James stayed an extra month in Tucson to heal and to learn more about playing first base. But the time seemed wasted when he arrived in Watertown, N.Y., and was made the designated hitter for the Indians’ team in the Class-A New York-Penn League.

“I don’t know why they wanted me to learn a position that they weren’t going to let me play,” James said. He struggled with a .233 average and hit only seven home runs and drove in 31 runs in 59 games.

“I don’t want to keep bringing up the DH,” James said. “But that made it tough for me. It made it hard to concentrate, just sitting for a half hour then getting up for five minutes, then sitting back down.”

James got a break in the off-season, when he was traded to the Giants’ organization for outfielder Ken Gerhart. And though the Midwest League uses designated hitters, James was told from the start that he would be a first baseman.

“It made things better just when they told me that I would have a position,” James said. “I liked that. It meant I would be more involved in the flow of the game, and I knew that would make a difference.”

OCC alumni: James isn’t the only former Orange Coast player doing well in the minors these days.
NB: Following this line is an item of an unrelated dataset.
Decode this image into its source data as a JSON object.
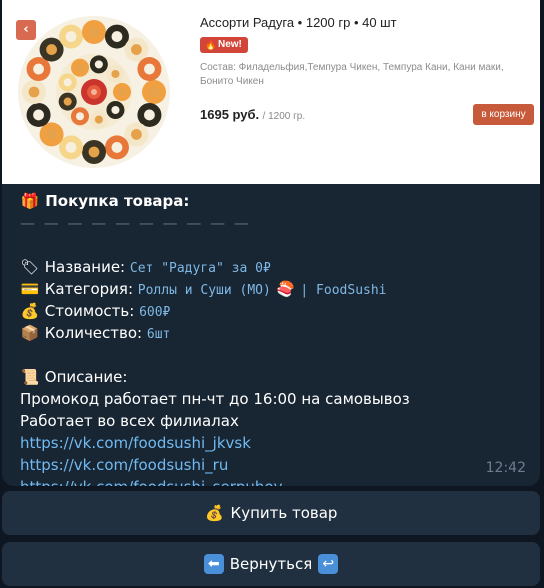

Dave Staton is leading the California League in home runs with 16 and is third in RBIs with 52.

Staton is the third baseman for the Riverside Red Wave, the Padres’ entry in the league. Staton hit behind James at OCC in ’86 and ‘87, keeping pitchers from intentionally walking James.

Greg O’Halloran, who caught at OCC in 1988, is having a fine season at Dunedin, the Toronto Blue Jays’ team in the Class-A Florida State League. O’Halloran, who played for the Canadian team in the 1988 Summer Olympics, is hitting .294 with nine home runs and leads the league with 53 RBIs.

Trivia time: In the film “Bull Durham,” catcher Crash Davis (Kevin Costner) supposedly set the minor league career home run record with 247. But, in reality, who holds the mark?

Answer below.

Finally: Bob Hamelin, the former Irvine High and Rancho Santiago College star, had been talked about as the next first baseman for the Kansas City Royals after making the jump from Class-A to triple-A ball in just two years.

But this season at Omaha began as a struggle for Hamelin, who hit no better than .170 the first two months.

But George Brett’s heir apparent is 13 for 30 in his last 10 games to raise his average from .164 to .210. He also has hit two home runs and has eight RBIs over that span to raise his totals to five home runs and 19 RBIs in 60 games.

Hamelin hit .308 with 16 home runs and 47 RBIs last summer at Memphis, the Royals’ double-A team, despite playing only 68 games because of a sore back.

Trivia answer: Hector Espino hit 484 home runs in the minors from 1960 to 1984. All but 31 of his homers came in the Mexican League. The Angels tried to sign him in the late 1960s, but a deal couldn’t be worked out.